BP Reaches Partial Settlement in Deepwater Horizon Oil Spill Litigation
Late Friday, U.S. District Court Judge Carl Barbier announced a legal settlement between British Petroleum and thousands of individuals and businesses that had sued BP for damages arising out of the 2010 Deepwater Horizon oil disaster in the Gulf of Mexico.
According to a New York Times report, BP has agreed to pay $7.8 billion to settle the legal claims filed by the private plaintiffs against the company. Trial of the case, which was scheduled to begin in New Orleans on Monday, March 5th, was postponed indefinitely, while details of the class action settlement are worked out and formally presented to Judge Barbier for his review.

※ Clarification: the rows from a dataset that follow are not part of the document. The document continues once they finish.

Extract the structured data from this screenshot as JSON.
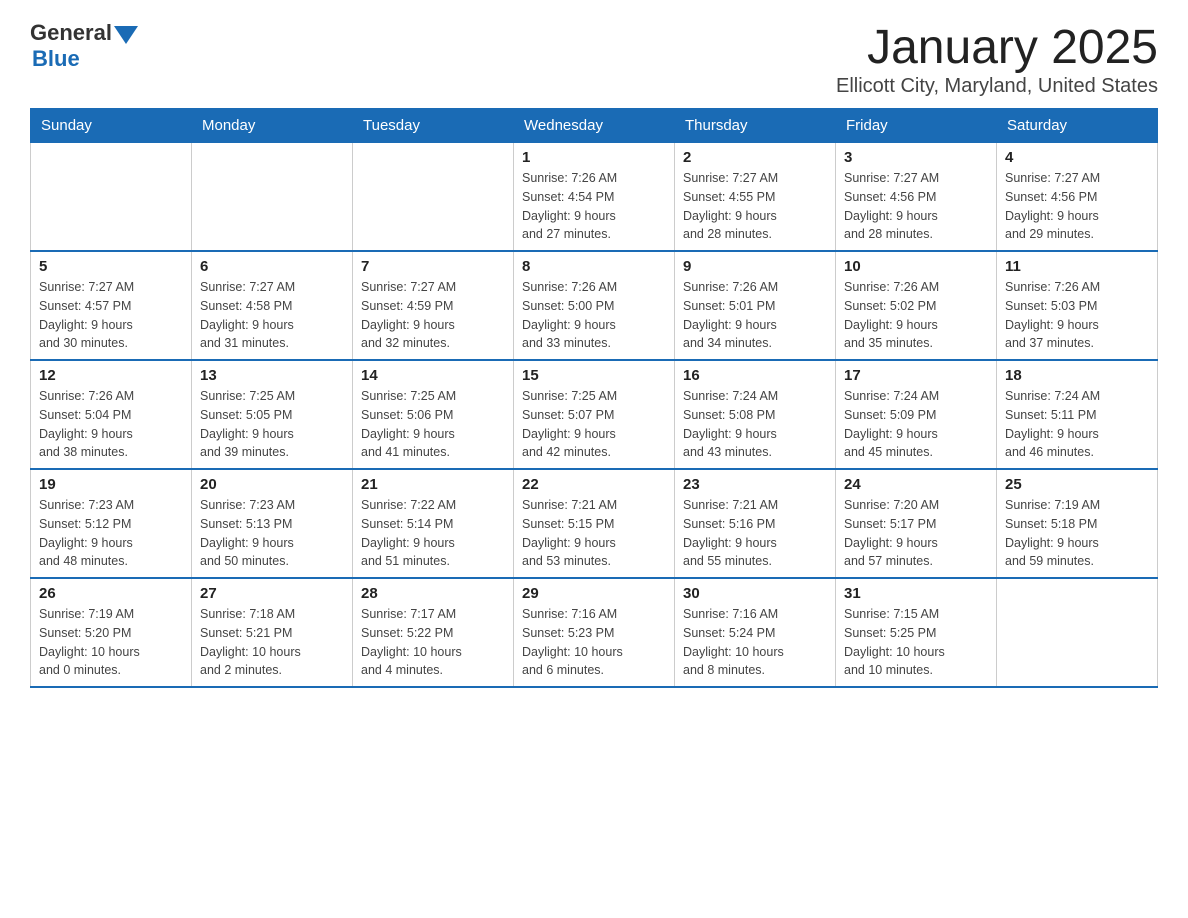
{
  "header": {
    "title": "January 2025",
    "subtitle": "Ellicott City, Maryland, United States",
    "logo": {
      "general": "General",
      "blue": "Blue"
    }
  },
  "days_of_week": [
    "Sunday",
    "Monday",
    "Tuesday",
    "Wednesday",
    "Thursday",
    "Friday",
    "Saturday"
  ],
  "weeks": [
    [
      {
        "day": "",
        "info": ""
      },
      {
        "day": "",
        "info": ""
      },
      {
        "day": "",
        "info": ""
      },
      {
        "day": "1",
        "info": "Sunrise: 7:26 AM\nSunset: 4:54 PM\nDaylight: 9 hours\nand 27 minutes."
      },
      {
        "day": "2",
        "info": "Sunrise: 7:27 AM\nSunset: 4:55 PM\nDaylight: 9 hours\nand 28 minutes."
      },
      {
        "day": "3",
        "info": "Sunrise: 7:27 AM\nSunset: 4:56 PM\nDaylight: 9 hours\nand 28 minutes."
      },
      {
        "day": "4",
        "info": "Sunrise: 7:27 AM\nSunset: 4:56 PM\nDaylight: 9 hours\nand 29 minutes."
      }
    ],
    [
      {
        "day": "5",
        "info": "Sunrise: 7:27 AM\nSunset: 4:57 PM\nDaylight: 9 hours\nand 30 minutes."
      },
      {
        "day": "6",
        "info": "Sunrise: 7:27 AM\nSunset: 4:58 PM\nDaylight: 9 hours\nand 31 minutes."
      },
      {
        "day": "7",
        "info": "Sunrise: 7:27 AM\nSunset: 4:59 PM\nDaylight: 9 hours\nand 32 minutes."
      },
      {
        "day": "8",
        "info": "Sunrise: 7:26 AM\nSunset: 5:00 PM\nDaylight: 9 hours\nand 33 minutes."
      },
      {
        "day": "9",
        "info": "Sunrise: 7:26 AM\nSunset: 5:01 PM\nDaylight: 9 hours\nand 34 minutes."
      },
      {
        "day": "10",
        "info": "Sunrise: 7:26 AM\nSunset: 5:02 PM\nDaylight: 9 hours\nand 35 minutes."
      },
      {
        "day": "11",
        "info": "Sunrise: 7:26 AM\nSunset: 5:03 PM\nDaylight: 9 hours\nand 37 minutes."
      }
    ],
    [
      {
        "day": "12",
        "info": "Sunrise: 7:26 AM\nSunset: 5:04 PM\nDaylight: 9 hours\nand 38 minutes."
      },
      {
        "day": "13",
        "info": "Sunrise: 7:25 AM\nSunset: 5:05 PM\nDaylight: 9 hours\nand 39 minutes."
      },
      {
        "day": "14",
        "info": "Sunrise: 7:25 AM\nSunset: 5:06 PM\nDaylight: 9 hours\nand 41 minutes."
      },
      {
        "day": "15",
        "info": "Sunrise: 7:25 AM\nSunset: 5:07 PM\nDaylight: 9 hours\nand 42 minutes."
      },
      {
        "day": "16",
        "info": "Sunrise: 7:24 AM\nSunset: 5:08 PM\nDaylight: 9 hours\nand 43 minutes."
      },
      {
        "day": "17",
        "info": "Sunrise: 7:24 AM\nSunset: 5:09 PM\nDaylight: 9 hours\nand 45 minutes."
      },
      {
        "day": "18",
        "info": "Sunrise: 7:24 AM\nSunset: 5:11 PM\nDaylight: 9 hours\nand 46 minutes."
      }
    ],
    [
      {
        "day": "19",
        "info": "Sunrise: 7:23 AM\nSunset: 5:12 PM\nDaylight: 9 hours\nand 48 minutes."
      },
      {
        "day": "20",
        "info": "Sunrise: 7:23 AM\nSunset: 5:13 PM\nDaylight: 9 hours\nand 50 minutes."
      },
      {
        "day": "21",
        "info": "Sunrise: 7:22 AM\nSunset: 5:14 PM\nDaylight: 9 hours\nand 51 minutes."
      },
      {
        "day": "22",
        "info": "Sunrise: 7:21 AM\nSunset: 5:15 PM\nDaylight: 9 hours\nand 53 minutes."
      },
      {
        "day": "23",
        "info": "Sunrise: 7:21 AM\nSunset: 5:16 PM\nDaylight: 9 hours\nand 55 minutes."
      },
      {
        "day": "24",
        "info": "Sunrise: 7:20 AM\nSunset: 5:17 PM\nDaylight: 9 hours\nand 57 minutes."
      },
      {
        "day": "25",
        "info": "Sunrise: 7:19 AM\nSunset: 5:18 PM\nDaylight: 9 hours\nand 59 minutes."
      }
    ],
    [
      {
        "day": "26",
        "info": "Sunrise: 7:19 AM\nSunset: 5:20 PM\nDaylight: 10 hours\nand 0 minutes."
      },
      {
        "day": "27",
        "info": "Sunrise: 7:18 AM\nSunset: 5:21 PM\nDaylight: 10 hours\nand 2 minutes."
      },
      {
        "day": "28",
        "info": "Sunrise: 7:17 AM\nSunset: 5:22 PM\nDaylight: 10 hours\nand 4 minutes."
      },
      {
        "day": "29",
        "info": "Sunrise: 7:16 AM\nSunset: 5:23 PM\nDaylight: 10 hours\nand 6 minutes."
      },
      {
        "day": "30",
        "info": "Sunrise: 7:16 AM\nSunset: 5:24 PM\nDaylight: 10 hours\nand 8 minutes."
      },
      {
        "day": "31",
        "info": "Sunrise: 7:15 AM\nSunset: 5:25 PM\nDaylight: 10 hours\nand 10 minutes."
      },
      {
        "day": "",
        "info": ""
      }
    ]
  ]
}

Critically, the settlement announced Friday does not affect the legal claims being pressed by the federal government, Gulf states and local governments, who have brought their own, separate lawsuits seeking civil penalties, natural resource damages and reimbursement for their own expenses associated with the disaster and the governments’ subsequent oil spill remediation efforts. (The government claims had been consolidated with the private lawsuits for a single trial before Judge Barbier.) Nor does the settlement address potential criminal charges–not yet filed–that the federal government may pursue against BP and the other companies associated with the Deepwater Horizon disaster, which caused the deaths of 11 workers and resulted in the largest oil spill in U.S. history.
Early press reports suggest that BP was the only corporate defendant able to negotiate a settlement with the private plaintiffs, and that the monetary claims those plaintiffs brought against the other corporate defendants originally named in the litigation–including Transocean and Halliburton–similarly remain unresolved.